SERBEST GEÇİŞ OLAMAZ
Tartışmayı bitirmek lazım
- Dünyadaki diğer boğaz ve kanallarla karşılaştırılabilir mi?:Cebelitarık ve Hürmüz boğazları uluslararası boğaz niteliğindedir. Bir açık denizi diğer bir açık denize bağlarlar. İstanbul ve Çanakkale Boğazları ise uluslararası suları iç sulara bağlarlar. Yine Süveyş Kanalı ve Panama Kanalı’yla da bunları kıyaslamak doğru değildir. Bu iki kanalın, suni su yolları olduğu ve geçiş rejimlerinin özel sözleşmelerle tanzim edildiklerini unutmamak gerekir.
Rusya ve Ukrayna’da arabulucuyuz
- NATO’nun Rusya-Ukrayna krizine dahil olması halinde, Türkiye’nin de ittifakın bir üyesi olarak NATO yükümlülüklerini yerine getireceğini belirten Yaycı,“Ama böyle bir karar NATO’da konsensusla, oydaşmayla alınıyor. Burada herkesin oy hakkı var. Türkiye’nin de veto yetkisi var. Bu da tabii ki siyasilerin vereceği bir karardır”dedi. Yaycı,“Ukrayna bu süreçte NATO’nun bir üyesi olabilir mi?”sorusuna da“Hayır olamaz. Topraklarının bir kısmı işgal altındaki bir devlet NATO’ya üye yapılamaz. Böyle bir durumda doğrudan NATO’nun 5. maddesi yürürlüğe girer. Mevcut durumda Ukrayna’yı NATO’ya almak NATO’yu savaşa sokmak demektir”cevabını verdi. Türkiye’nin bugüne kadar Karadeniz’de barış, istikrar ve güvenlikten yana olduğunu, bölgesel sahiplik ilkesini prensip edindiğini,“Karadeniz Karadenizlilerindir”anlayışıyla dış müdahalelere her zaman soğuk baktığını, Karadeniz’in bir barış denizi olmasını sağladığını anlatan Yaycı,“Karadeniz asayişi en iyi olan, en huzurlu denizdir. Karadeniz’in etrafındaki kara bölgelerinde birtakım sorunlar var. Ama onu deniz ortamıyla karıştırmak doğru değil. Türkiye Karadeniz konusundaki milli duruşunu devam ettiriyor. Coğrafya değişmeyeceğine göre Rusya, Ukrayna ve Gürcistan ile iyi ilişkilerimiz var ve bu ilişkilerimizin bozulması Türkiye’nin aleyhinedir. Türkiye, Rusya ve Ukrayna arasında iyi niyetli arabulucu rolü güdüyor ve bu rolümüzü devam ettirmeliyiz”diye konuştu.

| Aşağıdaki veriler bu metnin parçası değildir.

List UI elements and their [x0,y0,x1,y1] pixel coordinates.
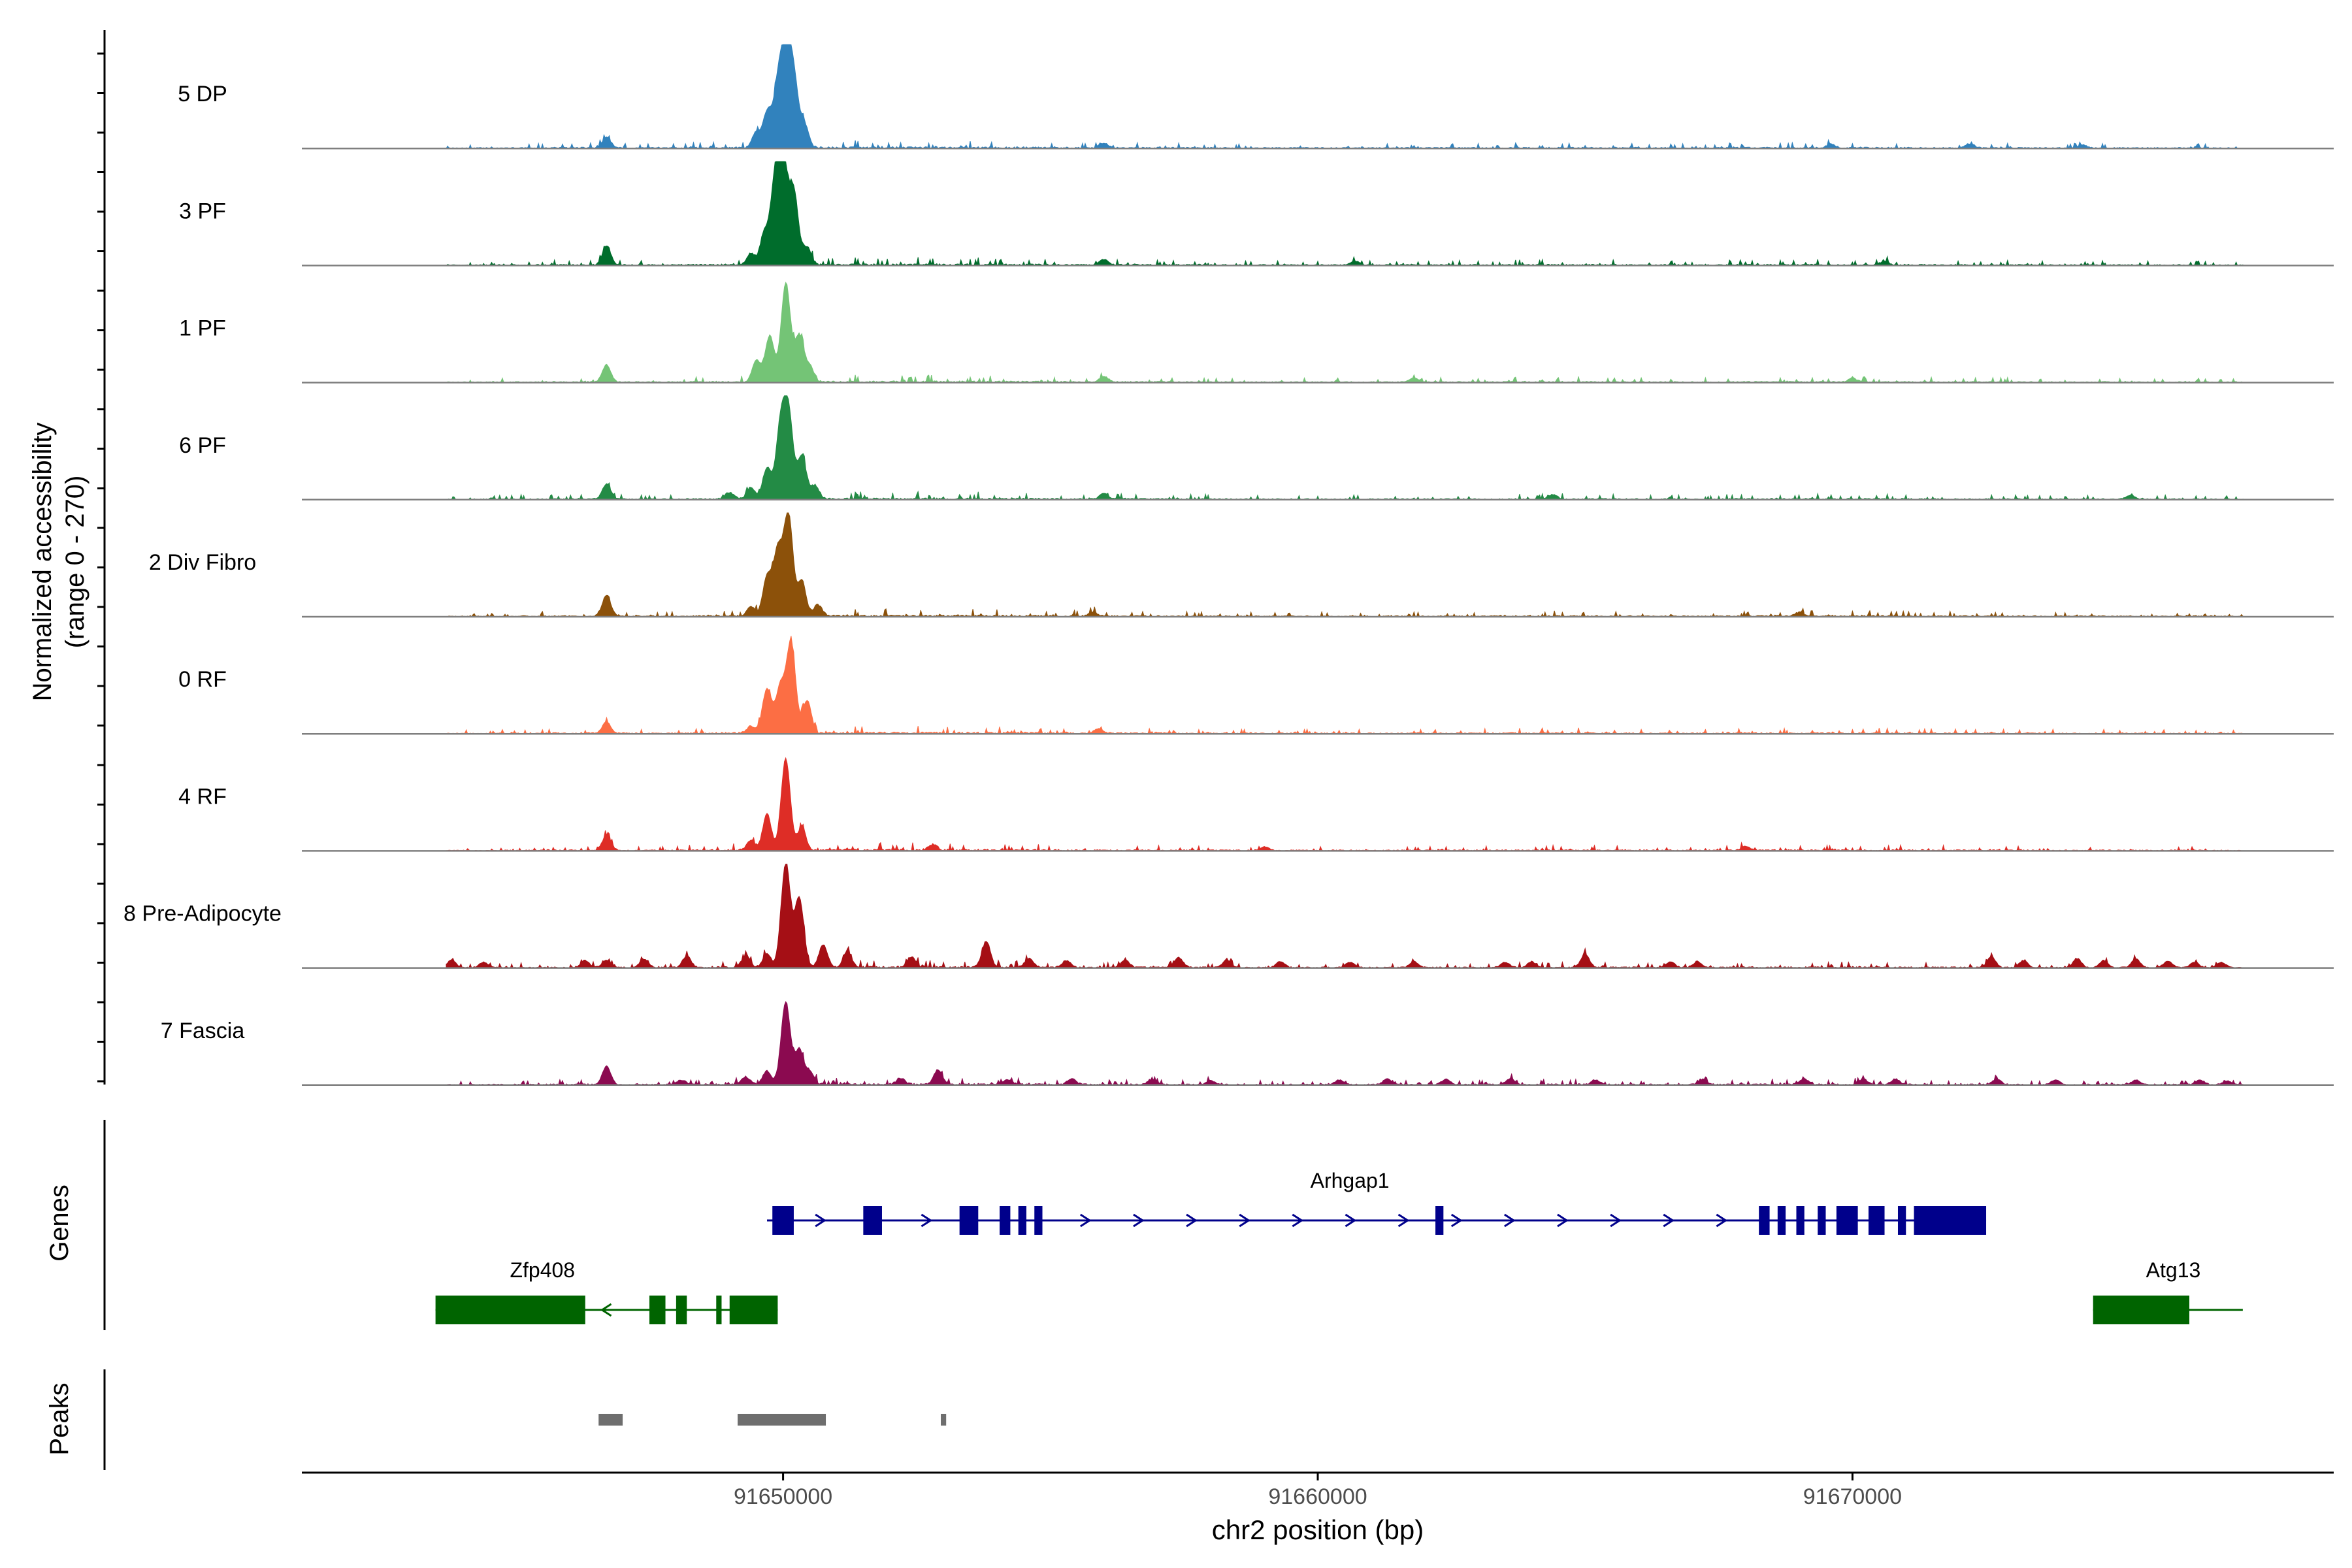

Olası anlaşmaya karşı Kıbrıs’la ortak formül
Çiti çektik tapuyu aldık
- Doğu Akdeniz’de Yunanistan’ın kıyısı olmadığını, Yunanların da bunu birçok kez yazılı ve sözlü olarak belgeleriyle itiraf ettiğini anlatan Yaycı,“Türkiye, Doğu Akdeniz’de Yunanistan ile pazarlık etmemeli, Yunanistan’ı muhatap almamalıdır. Yunanistan haddinden fazla emelleri olan bir devlettir. Beş kez savaşta yenilerek sınırlarını büyütmüştür ve bunu da Türkiye’den toprak alarak yapmıştır. Denizlerde de aynı oyuna gelmemeliyiz”dedi. Yunanistan Dışişleri Bakanı’nın istişari görüşmelerde “Türkiye bizi memnun edemezse AB ile konuşur” açıklamasını da hatırlatan Yaycı,“AB’nin kara sınırları, deniz sınırları gibi bir şey yoktur. AB üyesi devletler egemenlik haklarını AB’ye devretmemiştir. AB bir federal ya da konfederal bir yapı değildir. AB, ağırlıklı ekonomik ve hukuki uyumluluklar içeren bir yapıdır. Buna rağmen, ’Burası AB’nin deniz sınırıdır” diyen tek devlet vardır, o da Yunanistan’ diye konuştu. Yunanistan Başbakanı ve Dışişleri Bakanı tarafından Libya Milli Birlik Hükümeti Başbakanına yapılan “Türkiye-Libya deniz yetki alanları sınırlandırma anlaşmasından vazgeçin”çağrısına da değinen Yaycı,“Libyalı yöneticiler Libya halkının haklarından vazgeçmek ve kazandıkları deniz alanlarını Yunanistan’a vermek istiyorlarsa, bizim söyleyebileceğimiz bir şey olamaz. Ancak bizim açımızdan olay şudur. Biz çitimizi çektik ve buranın tapusunu aldık. O iş bitti. Ama onlar tapularını Yunanistan’a verecekse kendileri bilir”dedi.